The rain started just as I set out on the first of four days of bicycling that would carry me 185 miles up and down North Carolina’s Outer Banks. I had driven my car from our rented house on the northern end to Avon — 33 bike-miles from Ocracoke at the southern terminus of the Outer Banks. Just as I was unloading my bike, the rain started.

It was 7:00 AM, and I had come too far not to ride. It was also July, so I wasn’t worried about being too cold. But, how often do I get to Cape Hatteras? If I didn’t start on that day, then my goal of riding the length of Outer Banks would be in jeopardy.

Let it go

I put on my rain gear and headed south. I fought the urge to turn around (“This is so stupid!”). Within fifteen minutes, I was soaked through and through, rain gear or not. I found I was much more comfortable being drenched than fighting to stay dry.

It was one of those “let it go” experiences. I figured I might as well give in and enjoy the scenery.

After an hour, I took off my parka and rain pants and peddled in what had become a light drizzle. By the time I reached the ferry bound for Ocracoke Island, the rain had ceased. I still had the bulk of that day’s ride ahead of me.

The distances between points on the map have a feel to them when you go by bike. Each day brought new stretches of highway. The old cottages at Nags Head and new resorts at Duck. The long distances of the Cape Hatteras National Seashore.
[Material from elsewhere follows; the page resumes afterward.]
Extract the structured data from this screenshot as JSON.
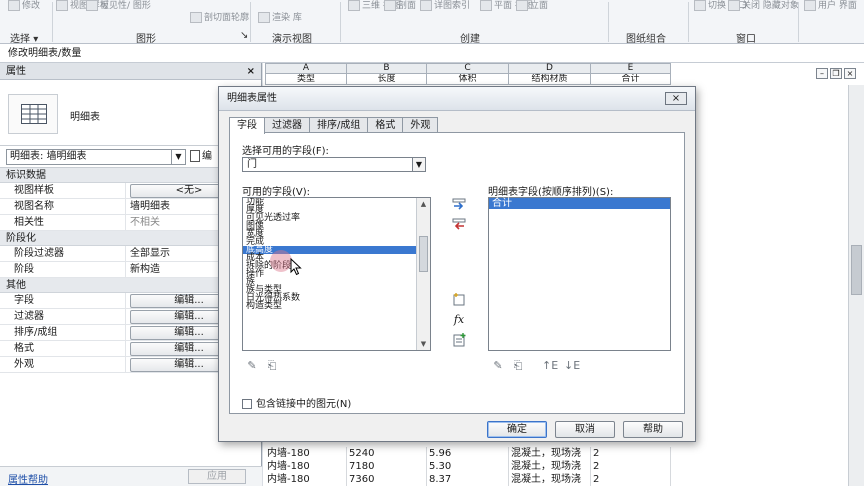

On that day heading to Ocracoke, I got to know each village (Buxton, Frisco, Hatteras) as I passed through at fifteen miles an hour.

Are we really better going so fast?

I had vacationed several other times on these islands. But, I had never “experienced” them before like I did biking the entire length. You see and hear and feel a lot from riding a bicycle at fifteen miles an hour.

I could read historical markers that are only a blur from a car. (Did you know the first musical notes over the radio were broadcast on Cape Hatteras?) You can look pedestrians in the eye and say hello. Try that at sixty miles an hour.

What else do I miss by not slowing down?

Living in the D.C. suburbs of Northern Virginia sure makes a slower pace difficult. Are we really better because we pack so much into our days? My bike told me, “No, not necessarily.”